- Born: New Jersey
- Education: BA, Philosophy
- Alma mater: Cornell University
- Occupations: Founder and CEO, Shore Fire Media
- Years active: 1977–present
- Website: www.shorefire.com

= Marilyn Laverty =

American publicist and entrepreneur

Marilyn Laverty is an American public relations executive and entrepreneur. She is the chair of Shore Fire Media, a public relations company she founded in 1990, and a senior advisor to its parent company, Dolphin Entertainment.

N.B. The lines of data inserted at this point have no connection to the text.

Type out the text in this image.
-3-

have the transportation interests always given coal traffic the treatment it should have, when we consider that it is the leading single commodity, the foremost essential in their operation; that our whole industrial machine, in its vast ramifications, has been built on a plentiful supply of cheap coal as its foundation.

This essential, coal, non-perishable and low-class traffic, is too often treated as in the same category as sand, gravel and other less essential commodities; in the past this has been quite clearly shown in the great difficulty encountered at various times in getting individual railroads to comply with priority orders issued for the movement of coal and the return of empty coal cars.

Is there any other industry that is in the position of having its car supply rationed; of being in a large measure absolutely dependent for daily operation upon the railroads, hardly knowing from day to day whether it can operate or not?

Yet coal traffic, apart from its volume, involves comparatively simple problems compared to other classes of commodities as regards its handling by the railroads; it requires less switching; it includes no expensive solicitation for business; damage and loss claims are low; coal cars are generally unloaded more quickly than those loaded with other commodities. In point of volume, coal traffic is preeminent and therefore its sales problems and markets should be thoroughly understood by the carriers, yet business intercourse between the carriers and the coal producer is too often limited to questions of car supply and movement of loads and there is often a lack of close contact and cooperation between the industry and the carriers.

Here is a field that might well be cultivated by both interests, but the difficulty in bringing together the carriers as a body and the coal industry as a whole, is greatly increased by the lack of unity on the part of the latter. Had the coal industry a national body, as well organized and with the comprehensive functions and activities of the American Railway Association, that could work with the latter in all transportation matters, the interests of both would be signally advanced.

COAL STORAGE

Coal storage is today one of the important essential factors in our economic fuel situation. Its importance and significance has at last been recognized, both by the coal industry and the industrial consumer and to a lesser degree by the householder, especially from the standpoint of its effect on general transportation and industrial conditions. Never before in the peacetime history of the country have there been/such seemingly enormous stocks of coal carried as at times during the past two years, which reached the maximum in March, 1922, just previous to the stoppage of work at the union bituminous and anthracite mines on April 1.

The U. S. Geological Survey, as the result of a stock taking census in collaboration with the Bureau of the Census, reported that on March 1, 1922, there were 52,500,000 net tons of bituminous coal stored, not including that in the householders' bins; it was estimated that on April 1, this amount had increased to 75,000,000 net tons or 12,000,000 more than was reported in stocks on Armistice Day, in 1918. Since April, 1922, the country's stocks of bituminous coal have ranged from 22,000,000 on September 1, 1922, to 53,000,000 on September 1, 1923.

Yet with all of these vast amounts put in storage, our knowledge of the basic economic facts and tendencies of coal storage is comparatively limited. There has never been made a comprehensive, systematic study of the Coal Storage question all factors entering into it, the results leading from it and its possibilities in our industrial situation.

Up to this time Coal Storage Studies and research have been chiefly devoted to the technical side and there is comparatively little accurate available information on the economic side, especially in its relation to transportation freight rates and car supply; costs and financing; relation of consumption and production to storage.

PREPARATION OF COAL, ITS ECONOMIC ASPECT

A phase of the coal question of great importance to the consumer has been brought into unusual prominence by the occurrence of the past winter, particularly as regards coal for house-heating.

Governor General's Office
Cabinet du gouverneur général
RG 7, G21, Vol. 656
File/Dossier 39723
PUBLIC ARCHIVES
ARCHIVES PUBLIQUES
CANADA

Among others, she has represented Carole King, Kenny Chesney, Zac Brown Band, Norah Jones, Mavis Staples, Lana Del Rey and St. Vincent. She has worked with Bruce Springsteen since 1980.

Laverty grew up in Southern New Jersey. She attended Cornell University and graduated with a degree in philosophy in 1976. Her first jobs were as an editorial assistant at the Ithaca Journal and a freelance writer for US and UK music magazines.

She began her career in PR as an assistant at Columbia Records in 1977. She worked briefly at RCA, and returned to Columbia in 1979. She left the label 11 years later as VP and head of publicity.

Laverty founded Shore Fire Media in1990 in Brooklyn Heights and subsequently opened offices in Nashville and Los Angeles. The company was acquired by Dolphin Entertainment in 2019. In 2026, she transitioned from CEO to chair of Shore Fire and became a senior advisor to Dolphin.